Friday, January 6, 2012
If even half of the American population would consider others before acting, most of our problems would be solved.
Though I realize that thought, coupled with my youth and idealistic mindset, may seem ridiculous to some, it's really not all that farfetched.
For example, when did talking on the phone while driving become worse than eating or smoking while driving? In my mind it hasn't, but the simple fact is that most folks can't focus when their hands aren't on the wheel.
Last month we heard that the National Transportation Safety Board is urging lawmakers to ban use of all cell phones - both hand-held and hands-free - except in emergencies, along with other portable electronic devices while operating a vehicle.

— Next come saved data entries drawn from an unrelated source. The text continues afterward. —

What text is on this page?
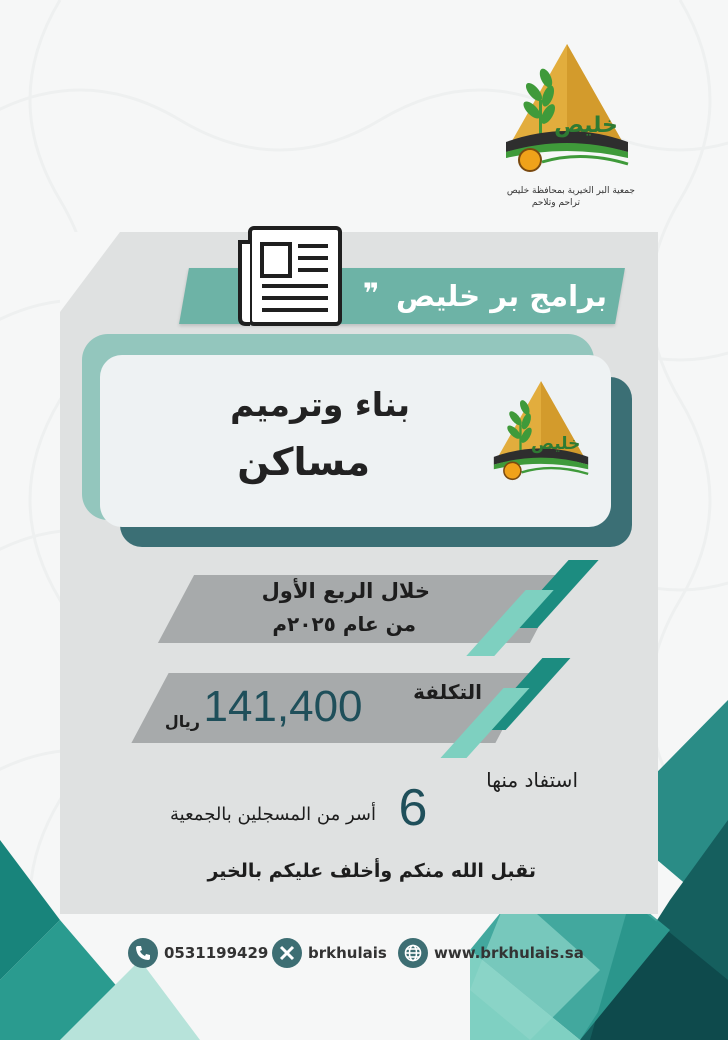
خليص
جمعية البر الخيرية بمحافظة خليص
تراحم وتلاحم
برامج بر خليص
❞
بناء وترميم
مساكن	خليص
خلال الربع الأول
من عام ٢٠٢٥م
التكلفة
141,400
ريال
استفاد منها
6
أسر من المسجلين بالجمعية
تقبل الله منكم وأخلف عليكم بالخير
0531199429	brkhulais	www.brkhulais.sa
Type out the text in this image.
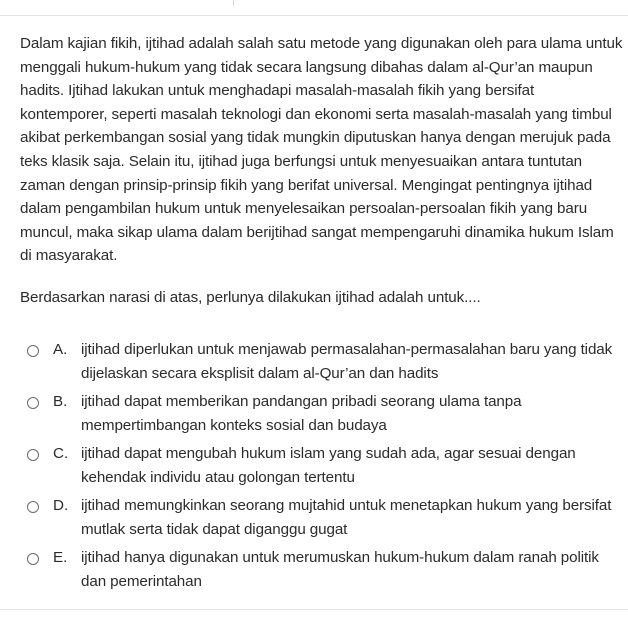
Dalam kajian fikih, ijtihad adalah salah satu metode yang digunakan oleh para ulama untuk menggali hukum-hukum yang tidak secara langsung dibahas dalam al-Qur’an maupun hadits. Ijtihad lakukan untuk menghadapi masalah-masalah fikih yang bersifat kontemporer, seperti masalah teknologi dan ekonomi serta masalah-masalah yang timbul akibat perkembangan sosial yang tidak mungkin diputuskan hanya dengan merujuk pada teks klasik saja. Selain itu, ijtihad juga berfungsi untuk menyesuaikan antara tuntutan zaman dengan prinsip-prinsip fikih yang berifat universal. Mengingat pentingnya ijtihad dalam pengambilan hukum untuk menyelesaikan persoalan-persoalan fikih yang baru muncul, maka sikap ulama dalam berijtihad sangat mempengaruhi dinamika hukum Islam di masyarakat.

Berdasarkan narasi di atas, perlunya dilakukan ijtihad adalah untuk....

A. ijtihad diperlukan untuk menjawab permasalahan-permasalahan baru yang tidak dijelaskan secara eksplisit dalam al-Qur’an dan hadits
B. ijtihad dapat memberikan pandangan pribadi seorang ulama tanpa mempertimbangan konteks sosial dan budaya
C. ijtihad dapat mengubah hukum islam yang sudah ada, agar sesuai dengan kehendak individu atau golongan tertentu
D. ijtihad memungkinkan seorang mujtahid untuk menetapkan hukum yang bersifat mutlak serta tidak dapat diganggu gugat
E. ijtihad hanya digunakan untuk merumuskan hukum-hukum dalam ranah politik dan pemerintahan
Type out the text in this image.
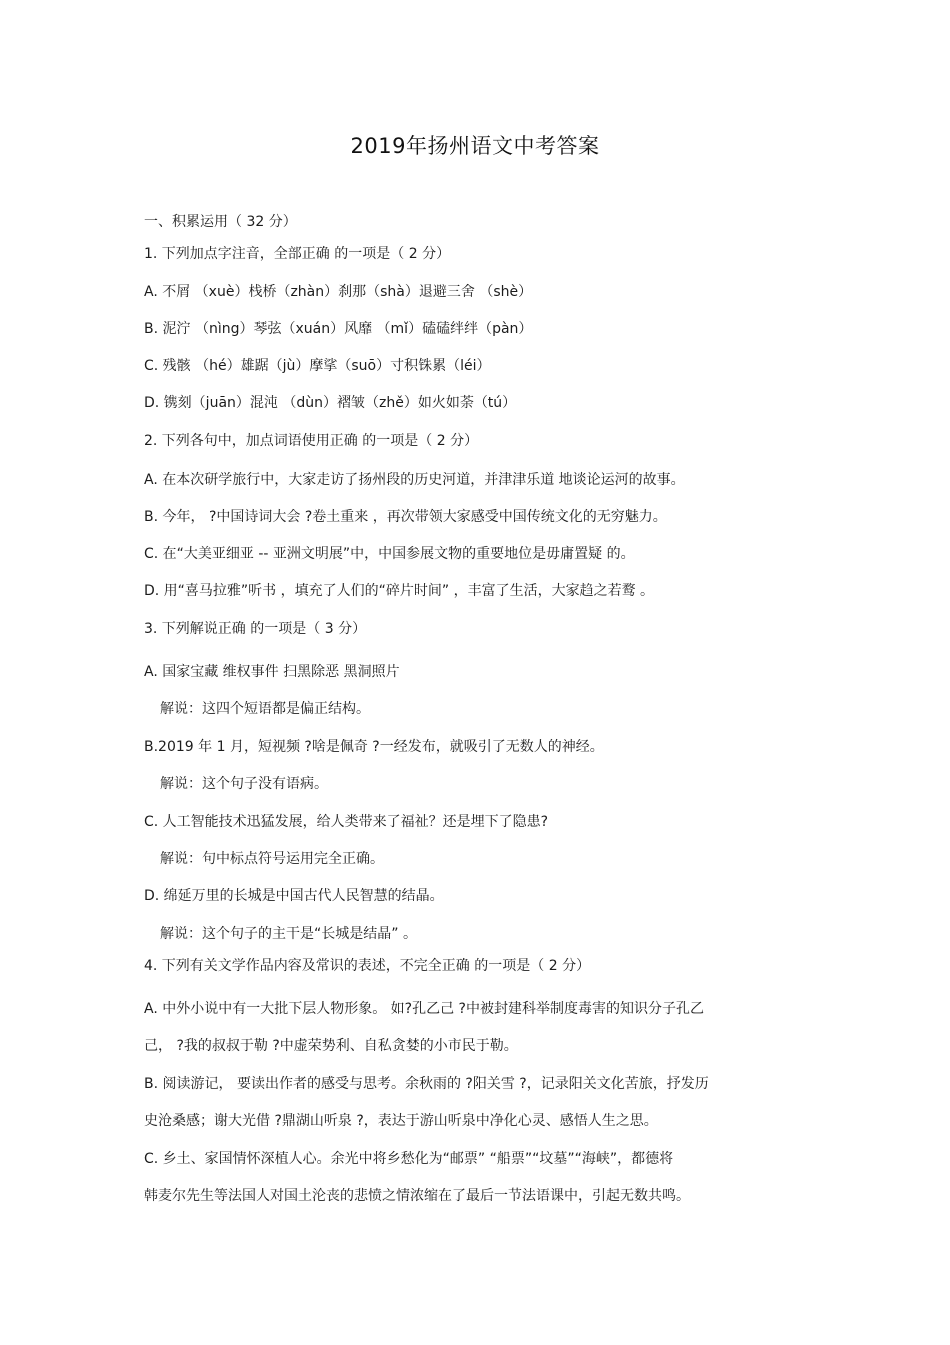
2019年扬州语文中考答案
一、积累运用（ 32 分）
1. 下列加点字注音，全部正确 的一项是（ 2 分）
A. 不屑 （xuè）栈桥（zhàn）刹那（shà）退避三舍 （shè）
B. 泥泞 （nìng）琴弦（xuán）风靡 （mǐ）磕磕绊绊（pàn）
C. 残骸 （hé）雄踞（jù）摩挲（suō）寸积铢累（léi）
D. 镌刻（juān）混沌 （dùn）褶皱（zhě）如火如荼（tú）
2. 下列各句中，加点词语使用正确 的一项是（ 2 分）
A. 在本次研学旅行中，大家走访了扬州段的历史河道，并津津乐道 地谈论运河的故事。
B. 今年， ?中国诗词大会 ?卷土重来 ，再次带领大家感受中国传统文化的无穷魅力。
C. 在“大美亚细亚 -- 亚洲文明展”中，中国参展文物的重要地位是毋庸置疑 的。
D. 用“喜马拉雅”听书 ，填充了人们的“碎片时间” ，丰富了生活，大家趋之若鹜 。
3. 下列解说正确 的一项是（ 3 分）
A. 国家宝藏 维权事件 扫黑除恶 黑洞照片
解说：这四个短语都是偏正结构。
B.2019 年 1 月，短视频 ?啥是佩奇 ?一经发布，就吸引了无数人的神经。
解说：这个句子没有语病。
C. 人工智能技术迅猛发展，给人类带来了福祉？还是埋下了隐患?
解说：句中标点符号运用完全正确。
D. 绵延万里的长城是中国古代人民智慧的结晶。
解说：这个句子的主干是“长城是结晶” 。
4. 下列有关文学作品内容及常识的表述，不完全正确 的一项是（ 2 分）
A. 中外小说中有一大批下层人物形象。 如?孔乙己 ?中被封建科举制度毒害的知识分子孔乙
己， ?我的叔叔于勒 ?中虚荣势利、自私贪婪的小市民于勒。
B. 阅读游记， 要读出作者的感受与思考。余秋雨的 ?阳关雪 ?，记录阳关文化苦旅，抒发历
史沧桑感；谢大光借 ?鼎湖山听泉 ?，表达于游山听泉中净化心灵、感悟人生之思。
C. 乡土、家国情怀深植人心。余光中将乡愁化为“邮票” “船票”“坟墓”“海峡”，都德将
韩麦尔先生等法国人对国土沦丧的悲愤之情浓缩在了最后一节法语课中，引起无数共鸣。
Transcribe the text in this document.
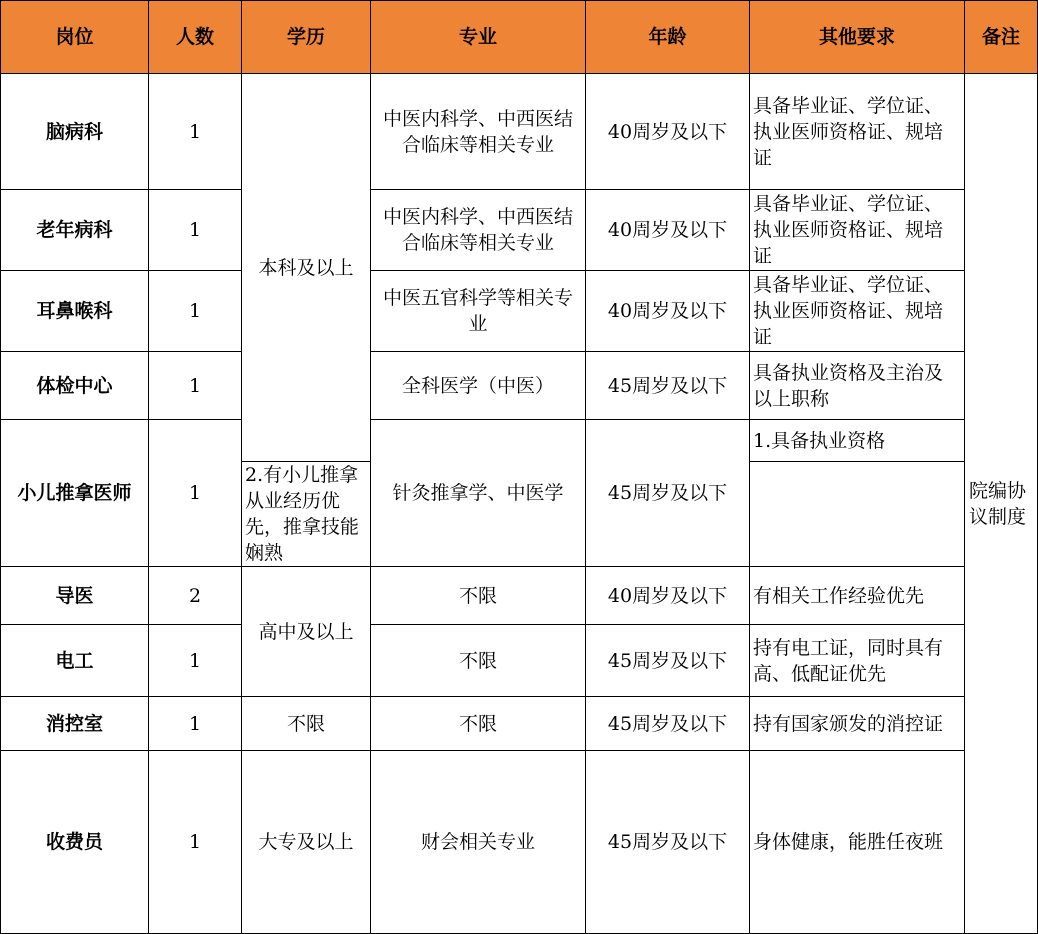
岗位	人数	学历	专业	年龄	其他要求	备注	
脑病科	1	本科及以上	中医内科学、中西医结合临床等相关专业	40周岁及以下	具备毕业证、学位证、执业医师资格证、规培证	院编协议制度	
老年病科	1		中医内科学、中西医结合临床等相关专业	40周岁及以下	具备毕业证、学位证、执业医师资格证、规培证		
耳鼻喉科	1		中医五官科学等相关专业	40周岁及以下	具备毕业证、学位证、执业医师资格证、规培证		
体检中心	1		全科医学（中医）	45周岁及以下	具备执业资格及主治及以上职称		
小儿推拿医师	1		针灸推拿学、中医学	45周岁及以下	1.具备执业资格		
		2.有小儿推拿从业经历优先，推拿技能娴熟					
导医	2	高中及以上	不限	40周岁及以下	有相关工作经验优先		
电工	1		不限	45周岁及以下	持有电工证，同时具有高、低配证优先		
消控室	1	不限	不限	45周岁及以下	持有国家颁发的消控证		
收费员	1	大专及以上	财会相关专业	45周岁及以下	身体健康，能胜任夜班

Instead of expending time and money on establishing legislation to address this, if we all just thought before we did things, like realizing pulling over to make calls is the safest bet for all concerned, creating a law would be unnecessary. But this isn't something we can count on, it's something that has to be engrained in us, in our actual trains of thought.
Because of the careless acts that have resulted in numerous deaths, our lawmakers are now forced to look at further monitoring our everyday lives.
So often I hear folks complaining of lawmakers getting into the personal lives of the people. One man I met in a Midwestern state said, "I just hate it that the government thinks they can tell us what to do with every little aspect of our lives."
While I might agree with the man on his soap box, I tend to think it's our fault to begin with.
Some crimes merit laws, and they deserve full punishment if committed. However, the proposed cell phone laws are just another example of lawmakers forced to step in because of other people's negligence.
When will it stop? I fear it never will. With more selfish, thoughtless actions will come more laws restricting the rest of us. It's much like the classic school scenario: if someone doesn't confess to the crime, we all get punished.
So if we don't own up to our negligence, we all do the time, figuratively of course. And in this case, it will mean we will all have to live with yet another regulation that details what we can and can't do with this seemingly insignificant part of our everyday lives.
The "reward" of chatting with family and friends for a few moments doesn't begin to outweigh the "risk" of what might happen.
There are always exceptions to the rules, however, especially in time of severe emergency. But all in all it seems pretty cut and dry to me, if everyone thought of the safety of others and themselves while driving, we would all be better off. And, we'd have less government interference in our lives.